Berlin. Mord und Selbstmord – Spekulationen über die Motive des Piraten-Politikers Gerwald Claus-Brunner

„Geh’ mal zum Arzt!“, der Zwischenruf im Berliner Abgeordnetenhaus vom 23. Juni war einer wie viele. Es kommt vor, dass Rufer zur Ordnung gerufen werden. So auch diesmal. Solche Zwischenrufe seien „wirklich unangemessen“, wies Parlamentsvizepräsidentin Antje Schillhaneck den Störer zurecht. Niemand hätte sich später wohl daran erinnert, wäre der Redner nicht Gerwald Claus-Brunner gewesen, dessen spektakulärer Selbstmord diese Woche Berlin erschütterte – umso mehr, als sich herausstellte, dass der Piraten-Politiker zuvor einen Mann getötet hatte. Hätte ein Arzt verhindern können, was wenige Wochen später geschah? Über die Hintergründe der Taten gibt es zahlreiche Spekulationen.
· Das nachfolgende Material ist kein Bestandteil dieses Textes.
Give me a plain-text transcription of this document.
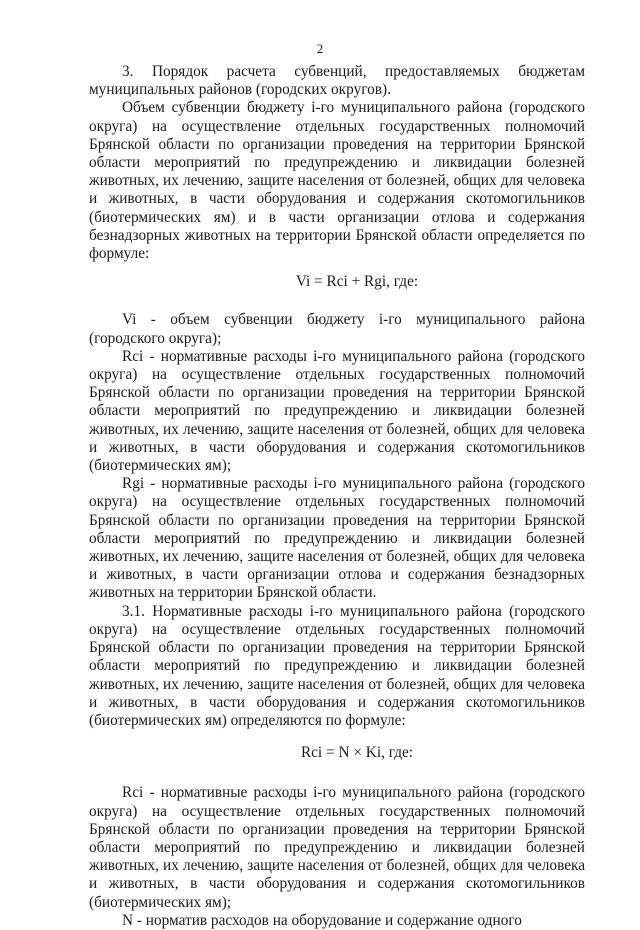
2

3. Порядок расчета субвенций, предоставляемых бюджетам муниципальных районов (городских округов).

Объем субвенции бюджету i-го муниципального района (городского округа) на осуществление отдельных государственных полномочий Брянской области по организации проведения на территории Брянской области мероприятий по предупреждению и ликвидации болезней животных, их лечению, защите населения от болезней, общих для человека и животных, в части оборудования и содержания скотомогильников (биотермических ям) и в части организации отлова и содержания безнадзорных животных на территории Брянской области определяется по формуле:

Vi = Rci + Rgi, где:

Vi - объем субвенции бюджету i-го муниципального района (городского округа);

Rci - нормативные расходы i-го муниципального района (городского округа) на осуществление отдельных государственных полномочий Брянской области по организации проведения на территории Брянской области мероприятий по предупреждению и ликвидации болезней животных, их лечению, защите населения от болезней, общих для человека и животных, в части оборудования и содержания скотомогильников (биотермических ям);

Rgi - нормативные расходы i-го муниципального района (городского округа) на осуществление отдельных государственных полномочий Брянской области по организации проведения на территории Брянской области мероприятий по предупреждению и ликвидации болезней животных, их лечению, защите населения от болезней, общих для человека и животных, в части организации отлова и содержания безнадзорных животных на территории Брянской области.

3.1. Нормативные расходы i-го муниципального района (городского округа) на осуществление отдельных государственных полномочий Брянской области по организации проведения на территории Брянской области мероприятий по предупреждению и ликвидации болезней животных, их лечению, защите населения от болезней, общих для человека и животных, в части оборудования и содержания скотомогильников (биотермических ям) определяются по формуле:

Rci = N × Ki, где:

Rci - нормативные расходы i-го муниципального района (городского округа) на осуществление отдельных государственных полномочий Брянской области по организации проведения на территории Брянской области мероприятий по предупреждению и ликвидации болезней животных, их лечению, защите населения от болезней, общих для человека и животных, в части оборудования и содержания скотомогильников (биотермических ям);

N - норматив расходов на оборудование и содержание одного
Am Montag dieser Woche war der 44 Jahre alte Politiker in seiner Wohnung in Steglitz tot aufgefunden worden. Durch einen Stromschlag habe er sich selbst getötet, ergaben die Ermittlungen der Polizei. In derselben Wohnung fanden die Beamten den Leichnam des 29-jährigen Jan L., der zeitweilig für Claus-Brunner gearbeitet haben soll. Es gebe keinen Hinweis darauf, dass weitere Personen an den Taten beteiligt gewesen seien, sagte der Sprecher der Berliner Staatsanwaltschaft, Martin Steltner, am gestrigen Donnerstag. Der Fall sei damit abgeschlossen. „Gegen Tote wird nicht ermittelt.“ Doch die Fragen bleiben.

Wer war der Piraten-Politiker mit dem Kopftuch wirklich?

Am Montag waren viele schnell vom tragischen Selbstmord des Politikers überzeugt. „Faxe“, so wurde Claus-Brunner von Parteikollegen genannt, hatte an jenem 23. Juni selbst in seiner Rede einen Hinweis darauf gegeben: „Ihr werdet (…) für mich am Anfang irgendeiner Plenarsitzung noch einmal aufstehen dürfen und eine Minute stillschweigen.“

Besorgt wandte sich danach Gesundheitssenator Mario Czaja (CDU) an die Fraktionsspitze der Piraten, bot die Vermittlung sozial-psychiatrischer Hilfe an. Die Fraktionskollegen lehnten das ab, Claus-Brunners psychische Probleme seien bekannt, und er sei bereits in Behandlung. Einigen hatte er auch von einer unheilbaren Krankheit erzählt, die zum Tod führe.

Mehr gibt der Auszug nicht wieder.